Das Trainingsende wird mit einem COOL DOWN beendet.
1. Schalten Sie das Gerät ein
2. Den Sicherheitsschlüssel am Laufband und den Clip an der
Kleidung des Benutzers sichern.
3. Das Race Programm können Sie unter PROFESSIONAL aus-
wählen
4. GEWICHTSEINGABE bestätigen (Enter) oder ändern (▲/▼)
5. ALTERSEINGABE bestätigen (Enter) oder ändern (▲/▼)
6. GEGNER (eine Auswahl aus dem User Programm) bestätigen
(Enter) oder ändern (▲/▼)
7. START Taste betätigen um mit dem Training zu beginnen.

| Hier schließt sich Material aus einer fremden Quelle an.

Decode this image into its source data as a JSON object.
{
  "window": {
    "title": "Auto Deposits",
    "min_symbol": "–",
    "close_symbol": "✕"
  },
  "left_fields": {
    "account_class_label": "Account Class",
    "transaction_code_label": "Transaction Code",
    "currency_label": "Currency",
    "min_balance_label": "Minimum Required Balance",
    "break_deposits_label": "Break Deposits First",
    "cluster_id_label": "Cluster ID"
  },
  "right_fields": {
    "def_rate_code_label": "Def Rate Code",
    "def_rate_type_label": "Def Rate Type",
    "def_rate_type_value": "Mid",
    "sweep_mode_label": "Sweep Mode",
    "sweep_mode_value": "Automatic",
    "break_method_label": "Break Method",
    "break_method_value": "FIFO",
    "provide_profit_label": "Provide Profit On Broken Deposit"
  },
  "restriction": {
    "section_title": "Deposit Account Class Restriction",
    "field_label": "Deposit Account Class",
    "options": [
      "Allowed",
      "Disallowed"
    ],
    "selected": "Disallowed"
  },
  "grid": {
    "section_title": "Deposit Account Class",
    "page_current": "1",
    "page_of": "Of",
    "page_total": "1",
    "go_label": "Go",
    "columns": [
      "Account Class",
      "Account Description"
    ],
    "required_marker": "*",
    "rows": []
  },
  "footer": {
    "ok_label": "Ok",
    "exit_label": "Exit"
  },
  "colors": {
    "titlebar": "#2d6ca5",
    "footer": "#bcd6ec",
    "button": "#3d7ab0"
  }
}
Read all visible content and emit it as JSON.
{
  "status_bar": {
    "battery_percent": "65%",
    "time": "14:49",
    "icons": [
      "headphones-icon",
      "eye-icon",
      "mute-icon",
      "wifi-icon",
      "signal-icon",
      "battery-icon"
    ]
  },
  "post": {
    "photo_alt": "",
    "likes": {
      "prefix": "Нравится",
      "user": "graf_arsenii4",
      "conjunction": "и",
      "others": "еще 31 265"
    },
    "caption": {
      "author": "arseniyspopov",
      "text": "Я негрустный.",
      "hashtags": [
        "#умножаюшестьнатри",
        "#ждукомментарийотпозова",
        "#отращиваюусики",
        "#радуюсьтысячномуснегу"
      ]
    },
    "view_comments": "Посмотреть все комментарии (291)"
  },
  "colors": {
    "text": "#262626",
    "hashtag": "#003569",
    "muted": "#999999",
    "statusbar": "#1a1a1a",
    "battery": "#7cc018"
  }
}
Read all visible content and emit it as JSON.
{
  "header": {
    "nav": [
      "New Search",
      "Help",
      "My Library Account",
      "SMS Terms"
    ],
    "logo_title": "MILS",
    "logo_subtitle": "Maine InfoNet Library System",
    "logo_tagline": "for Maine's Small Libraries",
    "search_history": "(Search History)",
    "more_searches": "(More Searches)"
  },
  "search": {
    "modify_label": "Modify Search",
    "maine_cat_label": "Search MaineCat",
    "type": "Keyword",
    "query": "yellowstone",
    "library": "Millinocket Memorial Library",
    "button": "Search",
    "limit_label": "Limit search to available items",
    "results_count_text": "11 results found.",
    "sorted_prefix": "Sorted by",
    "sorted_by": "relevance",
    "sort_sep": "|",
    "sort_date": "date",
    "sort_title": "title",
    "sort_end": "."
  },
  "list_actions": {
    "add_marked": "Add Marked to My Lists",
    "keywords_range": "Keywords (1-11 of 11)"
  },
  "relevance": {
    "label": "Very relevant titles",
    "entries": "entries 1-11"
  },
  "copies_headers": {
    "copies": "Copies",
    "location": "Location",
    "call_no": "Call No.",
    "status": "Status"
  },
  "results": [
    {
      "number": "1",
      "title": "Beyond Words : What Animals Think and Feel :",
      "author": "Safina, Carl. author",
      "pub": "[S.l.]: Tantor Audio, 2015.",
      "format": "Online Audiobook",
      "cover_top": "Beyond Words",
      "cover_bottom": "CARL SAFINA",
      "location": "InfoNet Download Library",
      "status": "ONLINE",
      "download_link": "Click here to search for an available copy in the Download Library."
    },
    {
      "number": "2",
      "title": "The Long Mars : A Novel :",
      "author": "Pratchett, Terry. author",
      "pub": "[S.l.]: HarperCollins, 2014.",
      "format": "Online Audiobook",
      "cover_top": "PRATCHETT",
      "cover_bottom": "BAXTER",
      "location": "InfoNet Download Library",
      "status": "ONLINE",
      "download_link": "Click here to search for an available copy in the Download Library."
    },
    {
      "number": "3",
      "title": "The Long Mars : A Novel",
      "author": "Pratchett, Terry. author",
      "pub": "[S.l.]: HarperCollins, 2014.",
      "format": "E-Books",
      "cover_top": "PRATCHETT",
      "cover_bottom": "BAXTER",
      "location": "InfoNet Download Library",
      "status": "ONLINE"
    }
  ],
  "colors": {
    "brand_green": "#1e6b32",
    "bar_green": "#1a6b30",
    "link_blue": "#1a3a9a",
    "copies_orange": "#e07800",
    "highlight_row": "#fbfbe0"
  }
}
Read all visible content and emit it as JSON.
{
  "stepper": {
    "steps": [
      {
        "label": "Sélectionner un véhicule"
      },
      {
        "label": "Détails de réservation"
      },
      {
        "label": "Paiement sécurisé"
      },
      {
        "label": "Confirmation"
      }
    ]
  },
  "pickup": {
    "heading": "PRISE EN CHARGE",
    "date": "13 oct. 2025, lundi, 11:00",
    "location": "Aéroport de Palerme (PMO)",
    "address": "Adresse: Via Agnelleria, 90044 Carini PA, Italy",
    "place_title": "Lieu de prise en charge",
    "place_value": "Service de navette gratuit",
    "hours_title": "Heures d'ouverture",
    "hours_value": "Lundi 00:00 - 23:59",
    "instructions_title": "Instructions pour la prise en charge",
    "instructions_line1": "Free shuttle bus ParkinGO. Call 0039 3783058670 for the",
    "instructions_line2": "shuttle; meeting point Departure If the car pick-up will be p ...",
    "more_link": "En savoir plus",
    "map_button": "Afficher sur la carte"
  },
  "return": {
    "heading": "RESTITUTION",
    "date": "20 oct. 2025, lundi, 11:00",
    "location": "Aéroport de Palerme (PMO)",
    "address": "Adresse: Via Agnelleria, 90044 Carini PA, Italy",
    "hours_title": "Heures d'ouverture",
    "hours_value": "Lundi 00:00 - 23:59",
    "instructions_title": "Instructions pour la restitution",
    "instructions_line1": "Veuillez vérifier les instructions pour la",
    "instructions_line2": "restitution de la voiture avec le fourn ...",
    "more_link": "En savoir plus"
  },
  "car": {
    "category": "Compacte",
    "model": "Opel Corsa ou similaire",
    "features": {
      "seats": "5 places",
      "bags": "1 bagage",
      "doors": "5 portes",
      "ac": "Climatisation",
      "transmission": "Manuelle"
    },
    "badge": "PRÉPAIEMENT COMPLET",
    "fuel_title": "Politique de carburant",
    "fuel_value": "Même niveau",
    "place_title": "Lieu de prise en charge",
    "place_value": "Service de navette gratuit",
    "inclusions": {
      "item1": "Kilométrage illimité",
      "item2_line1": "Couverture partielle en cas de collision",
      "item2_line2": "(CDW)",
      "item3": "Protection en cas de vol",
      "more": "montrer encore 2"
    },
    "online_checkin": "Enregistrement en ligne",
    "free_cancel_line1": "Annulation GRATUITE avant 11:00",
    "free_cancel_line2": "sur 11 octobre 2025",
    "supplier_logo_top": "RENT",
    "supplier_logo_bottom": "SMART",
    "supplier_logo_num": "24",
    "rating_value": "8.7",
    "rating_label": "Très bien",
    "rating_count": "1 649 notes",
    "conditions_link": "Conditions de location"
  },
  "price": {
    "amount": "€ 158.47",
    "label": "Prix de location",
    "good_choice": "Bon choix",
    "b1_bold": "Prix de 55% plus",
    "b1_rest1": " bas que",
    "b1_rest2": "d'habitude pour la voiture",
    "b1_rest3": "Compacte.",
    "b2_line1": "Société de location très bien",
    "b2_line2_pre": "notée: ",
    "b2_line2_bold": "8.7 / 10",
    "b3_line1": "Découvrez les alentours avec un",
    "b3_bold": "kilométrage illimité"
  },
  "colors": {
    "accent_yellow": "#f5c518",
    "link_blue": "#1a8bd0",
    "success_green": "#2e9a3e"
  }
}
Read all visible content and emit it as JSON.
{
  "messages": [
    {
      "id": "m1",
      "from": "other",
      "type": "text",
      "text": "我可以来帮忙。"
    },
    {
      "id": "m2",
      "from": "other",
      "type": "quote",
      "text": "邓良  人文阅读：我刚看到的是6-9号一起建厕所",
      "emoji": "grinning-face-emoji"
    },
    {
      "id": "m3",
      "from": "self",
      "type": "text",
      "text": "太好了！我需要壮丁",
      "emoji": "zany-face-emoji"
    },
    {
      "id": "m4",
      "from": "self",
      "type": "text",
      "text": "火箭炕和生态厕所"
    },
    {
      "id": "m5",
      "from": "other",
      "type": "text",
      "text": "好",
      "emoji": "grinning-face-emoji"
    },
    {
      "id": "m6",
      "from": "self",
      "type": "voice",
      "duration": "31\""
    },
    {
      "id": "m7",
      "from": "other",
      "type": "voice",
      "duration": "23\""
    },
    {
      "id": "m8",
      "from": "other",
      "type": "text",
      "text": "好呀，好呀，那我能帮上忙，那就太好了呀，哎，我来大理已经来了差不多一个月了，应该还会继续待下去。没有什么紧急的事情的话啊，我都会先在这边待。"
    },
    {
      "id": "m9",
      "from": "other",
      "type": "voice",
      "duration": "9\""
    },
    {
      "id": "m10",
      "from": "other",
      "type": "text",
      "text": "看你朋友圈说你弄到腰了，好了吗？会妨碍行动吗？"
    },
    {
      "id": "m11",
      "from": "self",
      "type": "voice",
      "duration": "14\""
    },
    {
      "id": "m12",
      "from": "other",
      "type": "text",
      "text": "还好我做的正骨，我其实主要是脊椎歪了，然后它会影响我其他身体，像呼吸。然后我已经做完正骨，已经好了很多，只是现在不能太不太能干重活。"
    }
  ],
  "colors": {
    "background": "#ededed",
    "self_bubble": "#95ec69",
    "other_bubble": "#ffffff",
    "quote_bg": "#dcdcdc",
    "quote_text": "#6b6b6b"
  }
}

8. Das Training kann jederzeit mit der STOP Taste unterbrochen
werden, eine Wiederaufnahme des Trainings ist innerhalb 3
Minuten möglich.
9. Ein COOL DOWN (Abkühlen) von 4 min. wird nach
Programmende (Gewonnen) eingeleitet.
10. Am Ende können Sie das gelaufene Programm abspeichern
(Taste USER) oder mit der HOME Taste abbrechen.

FITNESSTEST

Mit dem Fitnesstest erhalten Sie eine zuverlässige Grundlage für
einen systematischen und effizienten Trainingsaufbau.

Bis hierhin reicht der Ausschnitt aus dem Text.